It’s Obama’s fault, says Trump, after scrapping UK trip to open new embassy
Trump says he won’t open new embassy in London because it is in an ‘off location’, and Obama sold previous site for ‘peanuts’
US President Donald Trump announced Friday he will no longer attend the opening of the new US embassy in London, a move welcomed by critics in Britain who had planned mass protests.
He wrote on Twitter that he was abandoning the trip – initially expected next month – because he did not like the location or price tag.
“Reason I canceled my trip to London is that I am not a big fan of the Obama Administration having sold perhaps the best located and finest embassy in London for “peanuts,” only to build a new one in an off location for 1.2 billion dollars,” Trump wrote. “Bad deal. Wanted me to cut ribbon – NO!”
Reason I canceled my trip to London is that I am not a big fan of the Obama Administration having sold perhaps the best located and finest embassy in London for “peanuts,” only to build a new one in an off location for 1.2 billion dollars. Bad deal. Wanted me to cut ribbon-NO!
— Donald J. Trump (@realDonaldTrump) January 12, 2018
There had been speculation that the trip would be merged with a planned state visit to Britain offered to Trump by Prime Minister Theresa May, which has met strong public and political opposition.
A spokesman for her Downing Street office said on Friday said that the state visit plans have not changed, although no date has yet been set.
Some oppose Trump’s visit because of his travel ban on people from Muslim-majority countries.
“Many Londoners have made it clear that Donald Trump is not welcome here while he is pursuing such a divisive agenda. It seems he’s finally got that message,” tweeted Mayor of London Sadiq Khan.
But leading Brexit campaigner Nigel Farage, who visited Trump even before May did, said the decision was “disappointing”.
“He’s been to countries all over the world and yet he’s not been to the one with whom he’s closest,” he said.
Farage said that plans for protests by Khan and Labour leader Jeremy Corbyn may have been a factor.
“Maybe, just maybe, Sadiq Khan, Jeremy Corbyn and the Labour Party planning mass protests, maybe those optics he didn’t like the look of,” he told BBC radio.
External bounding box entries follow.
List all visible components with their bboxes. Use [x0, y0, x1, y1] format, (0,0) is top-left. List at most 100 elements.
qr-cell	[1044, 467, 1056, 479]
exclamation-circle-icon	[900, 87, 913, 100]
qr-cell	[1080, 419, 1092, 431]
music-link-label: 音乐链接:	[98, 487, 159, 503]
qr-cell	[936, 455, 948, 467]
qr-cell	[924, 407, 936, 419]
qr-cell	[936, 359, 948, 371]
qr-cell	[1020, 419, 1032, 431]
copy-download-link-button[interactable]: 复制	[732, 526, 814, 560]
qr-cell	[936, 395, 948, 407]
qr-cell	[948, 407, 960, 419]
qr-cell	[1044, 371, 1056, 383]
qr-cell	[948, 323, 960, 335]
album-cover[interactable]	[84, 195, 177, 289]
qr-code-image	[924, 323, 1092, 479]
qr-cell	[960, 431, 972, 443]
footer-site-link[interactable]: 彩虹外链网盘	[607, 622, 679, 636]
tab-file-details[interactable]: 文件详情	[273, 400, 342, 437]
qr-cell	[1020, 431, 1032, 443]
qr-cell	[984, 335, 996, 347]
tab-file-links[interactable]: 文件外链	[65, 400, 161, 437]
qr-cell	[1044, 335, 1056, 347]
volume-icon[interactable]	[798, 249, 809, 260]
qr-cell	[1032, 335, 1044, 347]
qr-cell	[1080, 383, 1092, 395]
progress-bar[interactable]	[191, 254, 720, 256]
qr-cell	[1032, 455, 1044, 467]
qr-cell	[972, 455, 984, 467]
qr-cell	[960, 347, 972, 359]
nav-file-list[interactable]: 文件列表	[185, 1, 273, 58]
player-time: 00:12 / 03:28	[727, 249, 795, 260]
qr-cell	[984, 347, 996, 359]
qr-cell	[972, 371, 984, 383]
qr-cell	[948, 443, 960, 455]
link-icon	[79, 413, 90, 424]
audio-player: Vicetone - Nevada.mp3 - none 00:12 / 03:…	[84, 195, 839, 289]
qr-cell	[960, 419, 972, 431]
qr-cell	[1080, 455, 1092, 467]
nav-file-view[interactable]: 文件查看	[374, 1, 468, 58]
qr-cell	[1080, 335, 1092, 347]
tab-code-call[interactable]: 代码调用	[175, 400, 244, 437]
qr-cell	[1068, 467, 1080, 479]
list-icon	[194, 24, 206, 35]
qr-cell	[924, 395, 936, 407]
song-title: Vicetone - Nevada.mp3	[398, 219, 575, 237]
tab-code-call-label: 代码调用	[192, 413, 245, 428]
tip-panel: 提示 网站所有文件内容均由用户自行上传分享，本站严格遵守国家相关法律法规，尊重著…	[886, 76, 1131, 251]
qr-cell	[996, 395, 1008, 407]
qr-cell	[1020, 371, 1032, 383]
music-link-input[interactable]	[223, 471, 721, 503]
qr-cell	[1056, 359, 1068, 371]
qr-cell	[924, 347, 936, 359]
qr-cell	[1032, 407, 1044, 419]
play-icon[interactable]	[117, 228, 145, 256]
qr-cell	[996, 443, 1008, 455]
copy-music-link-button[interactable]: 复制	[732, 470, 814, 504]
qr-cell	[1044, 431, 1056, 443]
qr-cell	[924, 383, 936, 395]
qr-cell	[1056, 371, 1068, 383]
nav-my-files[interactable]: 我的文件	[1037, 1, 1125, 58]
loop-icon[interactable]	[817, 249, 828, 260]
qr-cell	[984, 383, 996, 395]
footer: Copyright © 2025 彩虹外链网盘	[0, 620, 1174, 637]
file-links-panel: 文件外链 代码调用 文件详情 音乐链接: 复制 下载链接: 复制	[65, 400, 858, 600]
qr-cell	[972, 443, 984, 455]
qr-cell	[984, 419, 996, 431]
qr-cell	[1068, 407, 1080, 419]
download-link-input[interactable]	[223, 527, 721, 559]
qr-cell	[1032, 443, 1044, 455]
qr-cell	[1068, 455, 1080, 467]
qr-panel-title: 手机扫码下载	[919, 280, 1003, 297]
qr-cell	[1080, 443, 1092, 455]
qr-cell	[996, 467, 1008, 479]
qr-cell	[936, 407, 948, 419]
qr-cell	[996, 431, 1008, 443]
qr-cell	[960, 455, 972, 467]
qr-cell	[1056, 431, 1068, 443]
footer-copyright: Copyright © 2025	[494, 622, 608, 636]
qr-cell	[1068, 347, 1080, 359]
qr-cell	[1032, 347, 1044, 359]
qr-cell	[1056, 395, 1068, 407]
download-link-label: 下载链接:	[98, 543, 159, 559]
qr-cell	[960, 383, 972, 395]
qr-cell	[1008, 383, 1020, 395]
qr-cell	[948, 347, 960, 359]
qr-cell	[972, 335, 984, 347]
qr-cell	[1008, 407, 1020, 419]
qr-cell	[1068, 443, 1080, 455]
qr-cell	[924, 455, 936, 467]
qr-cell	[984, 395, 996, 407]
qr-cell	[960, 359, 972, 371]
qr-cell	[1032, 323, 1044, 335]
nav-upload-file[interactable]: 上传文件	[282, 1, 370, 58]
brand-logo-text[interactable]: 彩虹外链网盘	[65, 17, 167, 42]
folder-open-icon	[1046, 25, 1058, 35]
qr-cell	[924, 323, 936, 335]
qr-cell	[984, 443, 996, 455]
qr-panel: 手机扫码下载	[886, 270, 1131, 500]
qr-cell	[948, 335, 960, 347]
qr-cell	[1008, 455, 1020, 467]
Asked about Trump’s stated reasons for refusing to open the new embassy, Farage said: “He’s the real estate guy.”
The new 12-floor, cube-shaped building, designed by American architects KieranTimberlake, is on the south bank of the River Thames. It will be open for business on January 16.
The decision to move from the former prestigious location in Mayfair, central London, was taken by the administration of former Republican president George W. Bush in October 2008, partly for security reasons in the wake of the September 11, attacks.
In December, Ambassador Woody Johnson said he was looking forward to welcoming the president: “I think he will be very impressed with this building and the people who occupy it.”
He said the new embassy was a “signal to the world that this special relationship that we have is stronger and is going to grow and get better”.
As recently as January 7, May said the state visit was still planned, saying “Trump is coming to the UK”. However, relations between the pair have been strained.
In November, she said the president was “wrong” to re-tweet videos posted by right-ring group Britain First.
“Don’t focus on me, focus on the destructive Radical Islamic Terrorism that is taking place within the United Kingdom,” Trump hit back.